DynamoDB uses a combination of consistent hashing and B-trees to efficiently manage data distribution and retrieva.

Secondary indexes:

  • Global Secondary Indexes (GSI): An index with a partition key and optional sort key that differs from the table’s partition key. GSIs allow you to query items based on attributes other than the table’s partition key. Since GSIs maintain their own separate partitions and replicas, additional storage and processing overhead are required.
  • Local Secondary Index (LSI): An indedx with the same partition key as the table’s primary key but a different sort key. LSIs enable range queries and sorting within a partition. LSIs can leverage local storage with the base table items.

Accessing Data

  • Scan Operation: Reads every item in a table or index and returns the results in a paginated response. Useful when you need to read all items in a table or index, but inefficient for large datasets due to the need to read every item and should be avoided if possible.
  • Query Operation: Retrieves items based on the primary key or secondary index key attributes. More efficient than scans.

Consistency Mode

DynamoDB can be configured to support two different consistency models: eventual consistency and strong consistency.

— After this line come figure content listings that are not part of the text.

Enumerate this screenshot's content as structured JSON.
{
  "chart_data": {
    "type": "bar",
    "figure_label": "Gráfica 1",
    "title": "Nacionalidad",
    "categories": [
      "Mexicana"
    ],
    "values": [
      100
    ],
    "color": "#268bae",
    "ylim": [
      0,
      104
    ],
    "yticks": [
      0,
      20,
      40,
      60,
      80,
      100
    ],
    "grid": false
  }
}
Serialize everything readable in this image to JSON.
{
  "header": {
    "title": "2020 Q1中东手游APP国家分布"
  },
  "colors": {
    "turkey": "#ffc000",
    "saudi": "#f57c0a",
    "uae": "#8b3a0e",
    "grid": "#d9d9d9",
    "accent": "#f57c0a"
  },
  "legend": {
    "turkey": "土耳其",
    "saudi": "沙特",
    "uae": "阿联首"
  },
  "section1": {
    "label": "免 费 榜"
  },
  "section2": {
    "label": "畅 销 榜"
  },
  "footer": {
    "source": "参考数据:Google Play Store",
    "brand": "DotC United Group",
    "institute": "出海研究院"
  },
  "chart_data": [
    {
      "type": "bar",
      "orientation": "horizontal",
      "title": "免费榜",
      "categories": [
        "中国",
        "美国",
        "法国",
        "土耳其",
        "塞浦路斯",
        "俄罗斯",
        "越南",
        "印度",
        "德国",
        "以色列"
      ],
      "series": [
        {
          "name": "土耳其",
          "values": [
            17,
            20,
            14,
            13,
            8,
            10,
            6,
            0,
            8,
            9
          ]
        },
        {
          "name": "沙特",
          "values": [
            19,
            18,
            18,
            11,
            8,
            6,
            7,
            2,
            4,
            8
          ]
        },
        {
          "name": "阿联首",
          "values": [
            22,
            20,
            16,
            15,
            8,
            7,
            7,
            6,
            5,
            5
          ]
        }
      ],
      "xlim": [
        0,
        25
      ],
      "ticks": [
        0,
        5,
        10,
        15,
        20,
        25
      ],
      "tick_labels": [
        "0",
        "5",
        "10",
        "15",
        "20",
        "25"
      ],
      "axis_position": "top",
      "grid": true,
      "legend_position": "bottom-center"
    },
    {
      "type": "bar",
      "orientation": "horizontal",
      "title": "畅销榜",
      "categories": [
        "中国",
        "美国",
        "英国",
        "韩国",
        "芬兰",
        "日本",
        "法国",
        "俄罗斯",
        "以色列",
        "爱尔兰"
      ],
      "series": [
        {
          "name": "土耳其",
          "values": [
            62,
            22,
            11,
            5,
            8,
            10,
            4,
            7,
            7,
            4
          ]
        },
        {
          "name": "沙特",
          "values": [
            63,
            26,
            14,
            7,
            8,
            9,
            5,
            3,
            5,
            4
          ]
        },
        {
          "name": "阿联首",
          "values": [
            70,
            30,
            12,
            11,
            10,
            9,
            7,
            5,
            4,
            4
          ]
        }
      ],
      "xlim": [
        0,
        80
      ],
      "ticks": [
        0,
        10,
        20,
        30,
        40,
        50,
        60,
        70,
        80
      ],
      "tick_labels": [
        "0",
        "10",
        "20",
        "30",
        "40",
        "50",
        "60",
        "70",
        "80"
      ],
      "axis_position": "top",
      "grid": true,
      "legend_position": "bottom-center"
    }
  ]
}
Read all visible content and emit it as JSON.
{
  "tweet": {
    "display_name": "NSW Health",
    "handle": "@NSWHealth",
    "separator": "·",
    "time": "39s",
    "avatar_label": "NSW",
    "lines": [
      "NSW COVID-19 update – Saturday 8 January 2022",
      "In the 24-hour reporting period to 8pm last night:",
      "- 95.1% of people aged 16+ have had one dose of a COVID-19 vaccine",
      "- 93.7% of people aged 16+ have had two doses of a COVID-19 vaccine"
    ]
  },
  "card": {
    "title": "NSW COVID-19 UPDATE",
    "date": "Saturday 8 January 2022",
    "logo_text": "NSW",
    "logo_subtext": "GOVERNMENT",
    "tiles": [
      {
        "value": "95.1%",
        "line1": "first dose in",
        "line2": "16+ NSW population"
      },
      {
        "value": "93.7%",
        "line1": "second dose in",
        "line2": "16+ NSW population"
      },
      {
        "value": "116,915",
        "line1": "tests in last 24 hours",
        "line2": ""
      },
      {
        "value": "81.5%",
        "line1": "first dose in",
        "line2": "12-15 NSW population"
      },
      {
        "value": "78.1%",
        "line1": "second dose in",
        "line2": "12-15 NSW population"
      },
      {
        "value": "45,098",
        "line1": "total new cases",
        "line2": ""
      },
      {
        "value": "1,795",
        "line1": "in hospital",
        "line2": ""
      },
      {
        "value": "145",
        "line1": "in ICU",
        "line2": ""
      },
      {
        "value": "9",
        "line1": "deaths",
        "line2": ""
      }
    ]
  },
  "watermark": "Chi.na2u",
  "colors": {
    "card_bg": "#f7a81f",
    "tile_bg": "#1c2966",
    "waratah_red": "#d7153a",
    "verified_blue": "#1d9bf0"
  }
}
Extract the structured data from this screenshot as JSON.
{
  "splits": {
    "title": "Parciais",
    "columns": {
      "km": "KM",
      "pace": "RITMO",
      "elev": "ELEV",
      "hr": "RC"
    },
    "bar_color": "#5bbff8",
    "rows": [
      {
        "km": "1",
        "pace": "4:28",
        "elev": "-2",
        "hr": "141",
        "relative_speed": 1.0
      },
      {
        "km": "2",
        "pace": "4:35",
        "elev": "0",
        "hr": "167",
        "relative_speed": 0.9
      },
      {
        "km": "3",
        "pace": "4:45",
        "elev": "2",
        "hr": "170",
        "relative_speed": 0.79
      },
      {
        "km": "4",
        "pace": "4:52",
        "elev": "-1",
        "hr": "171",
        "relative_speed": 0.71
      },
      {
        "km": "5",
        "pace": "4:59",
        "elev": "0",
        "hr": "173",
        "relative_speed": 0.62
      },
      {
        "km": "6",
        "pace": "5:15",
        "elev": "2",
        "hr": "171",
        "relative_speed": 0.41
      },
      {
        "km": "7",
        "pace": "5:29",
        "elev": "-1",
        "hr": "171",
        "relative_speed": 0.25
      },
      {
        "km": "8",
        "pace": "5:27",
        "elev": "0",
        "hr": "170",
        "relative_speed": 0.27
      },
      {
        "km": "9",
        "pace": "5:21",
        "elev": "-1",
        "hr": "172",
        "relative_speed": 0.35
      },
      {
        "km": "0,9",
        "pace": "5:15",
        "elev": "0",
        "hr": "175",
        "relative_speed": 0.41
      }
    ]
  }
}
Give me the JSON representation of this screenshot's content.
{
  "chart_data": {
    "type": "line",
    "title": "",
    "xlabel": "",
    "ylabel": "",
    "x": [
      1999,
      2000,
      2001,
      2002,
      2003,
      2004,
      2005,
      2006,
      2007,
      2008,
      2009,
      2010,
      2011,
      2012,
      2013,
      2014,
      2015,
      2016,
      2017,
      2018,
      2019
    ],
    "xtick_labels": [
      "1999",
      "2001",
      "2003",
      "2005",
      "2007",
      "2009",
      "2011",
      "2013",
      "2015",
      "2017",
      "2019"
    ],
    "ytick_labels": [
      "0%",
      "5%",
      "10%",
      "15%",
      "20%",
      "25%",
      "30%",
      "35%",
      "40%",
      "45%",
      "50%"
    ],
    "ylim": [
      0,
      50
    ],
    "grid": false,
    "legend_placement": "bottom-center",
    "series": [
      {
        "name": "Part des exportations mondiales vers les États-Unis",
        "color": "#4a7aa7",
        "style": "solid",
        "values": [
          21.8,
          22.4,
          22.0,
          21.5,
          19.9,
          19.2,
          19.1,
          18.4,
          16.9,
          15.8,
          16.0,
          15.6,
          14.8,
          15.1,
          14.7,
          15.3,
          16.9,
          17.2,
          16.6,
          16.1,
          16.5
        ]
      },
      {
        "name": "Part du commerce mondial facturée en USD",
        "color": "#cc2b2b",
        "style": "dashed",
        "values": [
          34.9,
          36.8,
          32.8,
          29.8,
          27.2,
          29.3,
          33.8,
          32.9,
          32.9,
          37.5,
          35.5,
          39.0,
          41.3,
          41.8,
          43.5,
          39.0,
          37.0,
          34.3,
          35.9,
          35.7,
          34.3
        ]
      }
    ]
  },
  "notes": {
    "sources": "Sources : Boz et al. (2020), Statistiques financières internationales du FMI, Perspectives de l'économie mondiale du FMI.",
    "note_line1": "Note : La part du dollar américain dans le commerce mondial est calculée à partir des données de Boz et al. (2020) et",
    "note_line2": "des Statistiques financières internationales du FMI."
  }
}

  • Eventual Consistency: The default consistency model in DynamoDB. It provides the highest availability and lowest latency, but it can result in stale reads. With this configuration, DynamoDB is an AP system displaying BASE properties.
  • Strong Consistency: This model ensures that all reads reflect the most recent write. This comes at the cost of higher latency and potentially lower availability. With this configuration, DynamoDB is a CP system displaying ACID properties.

DynamoDB has built-in support for Change Data Capture through DynamoDB streams, which allows:

  • Consistency with ElasticSearch: DynamoDB streams can be used to keep an ElasticSearch indexe in sync with a DynamoDB table.
  • Real-time Analytics: As the name suggests, basic functionality of streams.
  • Change Notifications: We canuse DynamoDB streams to trigger Lambda functions in response to changes in database.